I am assuming you’re updating your data store to only use one key instead of multiple, and simply need to fetch the old data to create data in the new system. To do this, simply check your new datastore for data, if there’s no data there, then look in the old datastore. This means that you’ll only have to interface with the old datastore once, the first time the player joins the game after the update, and then you can continue to use the new one. That being said, I wouldn’t worry about overloading, you are making AT MOST 5 requests per player, and you get 10 requests per player in the game. If your situation is worse than it appears in your code, then a player throttle may be necessary, simply pcall getting the data, and if it errors, kick the player (note this should probably be done anyways in order to avoid players losing data if ROBLOX stores are down)
Could you outline your specific problem? What do you mean when you refer to overloading and are there any relevant output messages that you’re receiving? If by overloading you’re referring to rate limits, then you can try and stay under budget by checking if you have enough to make your requests with GetRequestBudgetForRequestType.

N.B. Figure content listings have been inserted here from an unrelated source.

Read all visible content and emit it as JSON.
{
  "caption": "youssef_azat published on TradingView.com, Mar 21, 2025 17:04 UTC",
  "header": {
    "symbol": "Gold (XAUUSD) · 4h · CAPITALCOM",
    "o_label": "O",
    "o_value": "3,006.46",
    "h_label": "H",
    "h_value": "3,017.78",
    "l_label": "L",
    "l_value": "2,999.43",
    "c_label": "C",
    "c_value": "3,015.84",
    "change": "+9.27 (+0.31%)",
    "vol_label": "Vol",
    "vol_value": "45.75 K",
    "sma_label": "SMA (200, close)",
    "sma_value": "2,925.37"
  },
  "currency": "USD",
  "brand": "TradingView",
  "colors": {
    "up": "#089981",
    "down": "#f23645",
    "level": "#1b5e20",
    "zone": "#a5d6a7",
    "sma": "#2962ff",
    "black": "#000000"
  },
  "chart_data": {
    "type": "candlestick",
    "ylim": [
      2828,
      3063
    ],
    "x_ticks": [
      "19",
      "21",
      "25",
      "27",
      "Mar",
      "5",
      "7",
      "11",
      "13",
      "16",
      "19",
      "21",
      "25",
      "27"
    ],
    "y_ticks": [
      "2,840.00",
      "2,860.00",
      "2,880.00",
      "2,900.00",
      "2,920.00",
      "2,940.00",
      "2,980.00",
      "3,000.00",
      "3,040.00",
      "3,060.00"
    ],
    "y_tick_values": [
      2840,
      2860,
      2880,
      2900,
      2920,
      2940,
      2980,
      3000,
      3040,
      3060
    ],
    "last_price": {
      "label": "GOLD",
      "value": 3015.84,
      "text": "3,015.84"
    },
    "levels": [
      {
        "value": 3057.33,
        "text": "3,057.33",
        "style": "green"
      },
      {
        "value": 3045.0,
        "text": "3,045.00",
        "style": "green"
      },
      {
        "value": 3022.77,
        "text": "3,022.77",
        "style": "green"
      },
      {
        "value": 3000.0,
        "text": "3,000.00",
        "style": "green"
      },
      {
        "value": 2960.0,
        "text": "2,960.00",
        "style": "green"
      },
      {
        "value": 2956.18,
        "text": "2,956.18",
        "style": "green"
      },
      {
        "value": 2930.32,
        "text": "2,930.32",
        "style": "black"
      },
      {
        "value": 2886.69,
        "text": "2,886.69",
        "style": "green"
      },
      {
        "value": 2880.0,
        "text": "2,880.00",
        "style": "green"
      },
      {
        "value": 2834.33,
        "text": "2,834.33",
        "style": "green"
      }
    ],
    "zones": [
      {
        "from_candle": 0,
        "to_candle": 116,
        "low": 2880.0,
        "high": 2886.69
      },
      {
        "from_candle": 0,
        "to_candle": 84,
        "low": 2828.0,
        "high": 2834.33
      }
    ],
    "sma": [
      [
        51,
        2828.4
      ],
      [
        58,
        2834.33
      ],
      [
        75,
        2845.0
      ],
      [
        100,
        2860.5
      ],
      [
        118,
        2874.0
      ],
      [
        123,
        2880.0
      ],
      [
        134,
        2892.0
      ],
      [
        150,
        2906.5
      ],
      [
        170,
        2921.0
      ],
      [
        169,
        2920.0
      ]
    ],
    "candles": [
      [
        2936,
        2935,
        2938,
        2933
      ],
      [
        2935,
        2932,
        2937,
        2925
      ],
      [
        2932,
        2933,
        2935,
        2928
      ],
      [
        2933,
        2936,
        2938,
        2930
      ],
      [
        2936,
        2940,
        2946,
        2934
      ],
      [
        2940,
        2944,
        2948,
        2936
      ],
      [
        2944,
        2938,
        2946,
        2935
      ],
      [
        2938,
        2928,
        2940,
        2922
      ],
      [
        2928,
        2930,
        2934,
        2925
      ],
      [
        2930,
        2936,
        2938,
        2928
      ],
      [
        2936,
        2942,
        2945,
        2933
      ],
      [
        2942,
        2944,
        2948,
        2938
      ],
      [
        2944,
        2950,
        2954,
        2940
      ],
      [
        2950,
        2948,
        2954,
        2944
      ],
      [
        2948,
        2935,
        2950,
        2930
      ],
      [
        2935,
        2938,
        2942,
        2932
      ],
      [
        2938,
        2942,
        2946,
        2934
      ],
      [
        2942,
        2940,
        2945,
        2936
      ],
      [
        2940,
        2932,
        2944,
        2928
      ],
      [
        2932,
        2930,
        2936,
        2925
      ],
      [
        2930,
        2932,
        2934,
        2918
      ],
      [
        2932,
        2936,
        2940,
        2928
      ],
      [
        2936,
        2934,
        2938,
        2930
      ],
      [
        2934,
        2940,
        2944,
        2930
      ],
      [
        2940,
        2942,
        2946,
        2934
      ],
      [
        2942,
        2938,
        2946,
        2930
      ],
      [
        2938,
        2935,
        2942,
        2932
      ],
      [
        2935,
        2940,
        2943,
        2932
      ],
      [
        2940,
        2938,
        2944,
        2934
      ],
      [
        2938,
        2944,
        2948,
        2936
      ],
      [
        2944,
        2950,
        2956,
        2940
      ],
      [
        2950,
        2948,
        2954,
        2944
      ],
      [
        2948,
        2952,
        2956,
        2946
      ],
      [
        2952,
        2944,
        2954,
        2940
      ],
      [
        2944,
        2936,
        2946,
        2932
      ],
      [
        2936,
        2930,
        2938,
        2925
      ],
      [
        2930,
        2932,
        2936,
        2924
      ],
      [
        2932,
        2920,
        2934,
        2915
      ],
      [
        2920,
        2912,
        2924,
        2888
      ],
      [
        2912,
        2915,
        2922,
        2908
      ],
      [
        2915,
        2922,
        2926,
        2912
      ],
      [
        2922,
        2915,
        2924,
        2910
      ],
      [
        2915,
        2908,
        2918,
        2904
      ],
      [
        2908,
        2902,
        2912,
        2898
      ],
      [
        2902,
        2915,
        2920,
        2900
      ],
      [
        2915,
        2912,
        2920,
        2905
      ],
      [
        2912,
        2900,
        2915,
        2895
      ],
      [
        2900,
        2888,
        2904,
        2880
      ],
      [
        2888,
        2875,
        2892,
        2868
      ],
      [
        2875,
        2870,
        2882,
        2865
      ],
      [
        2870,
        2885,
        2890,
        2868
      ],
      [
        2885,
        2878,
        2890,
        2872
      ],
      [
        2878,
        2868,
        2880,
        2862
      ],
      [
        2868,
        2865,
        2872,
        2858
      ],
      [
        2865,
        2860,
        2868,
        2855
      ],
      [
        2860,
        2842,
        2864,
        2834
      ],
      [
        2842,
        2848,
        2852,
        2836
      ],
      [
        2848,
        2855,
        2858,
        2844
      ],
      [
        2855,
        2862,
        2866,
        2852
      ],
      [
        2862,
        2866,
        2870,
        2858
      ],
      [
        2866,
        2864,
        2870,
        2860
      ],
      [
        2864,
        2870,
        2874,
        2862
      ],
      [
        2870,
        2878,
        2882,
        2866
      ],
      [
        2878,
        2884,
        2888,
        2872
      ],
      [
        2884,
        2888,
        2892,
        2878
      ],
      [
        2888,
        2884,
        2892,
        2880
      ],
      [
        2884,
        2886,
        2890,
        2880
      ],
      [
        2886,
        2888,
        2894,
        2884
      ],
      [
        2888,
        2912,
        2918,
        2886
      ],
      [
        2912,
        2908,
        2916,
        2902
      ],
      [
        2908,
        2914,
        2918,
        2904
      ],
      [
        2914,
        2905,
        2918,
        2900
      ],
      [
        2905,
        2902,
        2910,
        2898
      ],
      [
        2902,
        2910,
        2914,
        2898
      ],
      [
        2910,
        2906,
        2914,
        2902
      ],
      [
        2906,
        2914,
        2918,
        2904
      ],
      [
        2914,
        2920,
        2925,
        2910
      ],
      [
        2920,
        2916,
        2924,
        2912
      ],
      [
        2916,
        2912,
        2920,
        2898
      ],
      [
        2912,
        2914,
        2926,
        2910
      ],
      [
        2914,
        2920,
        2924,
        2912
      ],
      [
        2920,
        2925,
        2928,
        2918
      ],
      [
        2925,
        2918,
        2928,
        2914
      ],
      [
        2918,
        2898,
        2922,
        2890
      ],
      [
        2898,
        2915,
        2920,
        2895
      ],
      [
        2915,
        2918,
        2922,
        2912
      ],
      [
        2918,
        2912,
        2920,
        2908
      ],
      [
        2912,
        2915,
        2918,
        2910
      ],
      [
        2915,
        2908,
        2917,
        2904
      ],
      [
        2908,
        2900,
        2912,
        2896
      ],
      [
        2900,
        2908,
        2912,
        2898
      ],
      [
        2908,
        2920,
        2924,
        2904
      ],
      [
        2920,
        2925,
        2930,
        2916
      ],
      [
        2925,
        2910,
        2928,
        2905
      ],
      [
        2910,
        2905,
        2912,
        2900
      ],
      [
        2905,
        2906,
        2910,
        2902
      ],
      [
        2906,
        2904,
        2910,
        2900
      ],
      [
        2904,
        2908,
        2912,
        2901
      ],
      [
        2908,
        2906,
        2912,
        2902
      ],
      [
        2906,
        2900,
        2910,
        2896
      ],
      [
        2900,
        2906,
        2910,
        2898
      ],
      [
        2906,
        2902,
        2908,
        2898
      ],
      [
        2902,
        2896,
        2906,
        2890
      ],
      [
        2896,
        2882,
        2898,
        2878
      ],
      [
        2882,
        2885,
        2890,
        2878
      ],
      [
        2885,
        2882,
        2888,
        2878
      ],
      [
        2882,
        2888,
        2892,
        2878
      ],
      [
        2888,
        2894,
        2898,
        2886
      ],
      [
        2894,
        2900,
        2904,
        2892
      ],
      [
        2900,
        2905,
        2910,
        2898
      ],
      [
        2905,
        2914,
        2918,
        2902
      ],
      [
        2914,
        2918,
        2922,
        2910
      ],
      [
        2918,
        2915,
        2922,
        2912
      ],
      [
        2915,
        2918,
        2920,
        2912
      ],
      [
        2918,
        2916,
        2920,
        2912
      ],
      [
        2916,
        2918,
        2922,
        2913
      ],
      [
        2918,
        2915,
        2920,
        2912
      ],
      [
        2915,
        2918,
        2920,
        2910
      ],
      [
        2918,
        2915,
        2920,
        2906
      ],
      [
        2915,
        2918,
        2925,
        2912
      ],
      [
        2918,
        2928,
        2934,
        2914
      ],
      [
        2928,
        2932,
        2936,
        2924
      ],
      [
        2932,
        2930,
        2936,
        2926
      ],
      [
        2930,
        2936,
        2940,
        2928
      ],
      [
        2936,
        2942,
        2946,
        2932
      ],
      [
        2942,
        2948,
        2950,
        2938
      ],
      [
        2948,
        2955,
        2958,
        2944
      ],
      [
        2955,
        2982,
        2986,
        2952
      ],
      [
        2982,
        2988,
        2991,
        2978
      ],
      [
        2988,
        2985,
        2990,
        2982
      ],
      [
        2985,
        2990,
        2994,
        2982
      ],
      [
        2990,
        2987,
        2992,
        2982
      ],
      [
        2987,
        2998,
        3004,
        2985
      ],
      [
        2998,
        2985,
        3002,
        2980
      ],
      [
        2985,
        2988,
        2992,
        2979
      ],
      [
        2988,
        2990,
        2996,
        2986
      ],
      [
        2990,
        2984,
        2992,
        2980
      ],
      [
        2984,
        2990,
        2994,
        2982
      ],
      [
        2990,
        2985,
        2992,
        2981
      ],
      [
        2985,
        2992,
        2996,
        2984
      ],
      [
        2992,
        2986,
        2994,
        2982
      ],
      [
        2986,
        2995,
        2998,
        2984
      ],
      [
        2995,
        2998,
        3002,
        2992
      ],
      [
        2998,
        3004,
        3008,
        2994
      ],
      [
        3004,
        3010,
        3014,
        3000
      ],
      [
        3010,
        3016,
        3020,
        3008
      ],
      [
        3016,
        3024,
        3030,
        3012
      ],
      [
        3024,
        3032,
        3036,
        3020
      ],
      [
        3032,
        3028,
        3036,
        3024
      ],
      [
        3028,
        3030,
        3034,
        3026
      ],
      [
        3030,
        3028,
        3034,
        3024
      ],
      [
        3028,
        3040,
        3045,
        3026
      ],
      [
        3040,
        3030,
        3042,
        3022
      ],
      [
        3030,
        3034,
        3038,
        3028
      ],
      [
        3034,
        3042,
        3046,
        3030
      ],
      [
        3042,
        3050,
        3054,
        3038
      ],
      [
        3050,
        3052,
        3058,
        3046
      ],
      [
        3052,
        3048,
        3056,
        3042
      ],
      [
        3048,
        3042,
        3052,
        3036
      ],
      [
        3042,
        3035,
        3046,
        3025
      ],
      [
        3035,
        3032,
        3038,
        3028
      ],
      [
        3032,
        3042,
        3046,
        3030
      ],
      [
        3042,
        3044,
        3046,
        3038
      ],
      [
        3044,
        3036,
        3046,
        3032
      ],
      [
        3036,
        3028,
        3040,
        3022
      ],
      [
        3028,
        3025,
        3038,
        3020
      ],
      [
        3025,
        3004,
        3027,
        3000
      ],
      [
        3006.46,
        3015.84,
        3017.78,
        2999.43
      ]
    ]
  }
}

This is a worst case scenario suggestion but if you have a lot of data stored like that then you’re not going to find an easy way to transfer that data over to a new style that’s more efficient and respective of limits. In short, I’m suggesting that you wipe data (i.e. by ignoring old DataStores in your game) and going forward start employing best practices when working with DataStores.
My apologies, I made the question unclear. So in my game I have like 4 emotes, yes, no, yay, and cry. And I have money and wins, I wanna rewrite my whole game because I made it almost a year ago with one of the crappiest systems any developer could make. So in this case I’m starting off by rewriting my save data and the old save data system had the following keys, id being the user id: id-coins, id-wins, id-yesemote, id-noemote and so on and I wanna transfer all those keys into one table to save it but I have to get all the values via :GetAsync(). But I’m going over the rate limit.
I recently got the idea of just transferring all the data manually meaning ill grab all the keys and manually put it into the new system (in which is a pain in the butt but a job willing to be done).
Yeah, you probably aren’t transferring those keys any time soon. There’s no way to query all keys of a DataStore so even if you were willing to put in the pain to transfer them by hand you don’t know where to start. Problem one is just getting the keys. Problem two is (if you want to) remove the keys which would double your request amount. Problem three is saving the converted data.
It does suck to have this as an option but if that were my case I’d just nuke old data completely in favour of updating the save structure. I’ve done this on a few games before, it simply wasn’t worth spending the time trying to hand convert it when I didn’t have the proper data structures in place.
Can’t offer you any real help beyond that, other than to space out your requests by minutes. Scale that across everyone who has save data in your game ever and that just doesn’t seem worthwhile.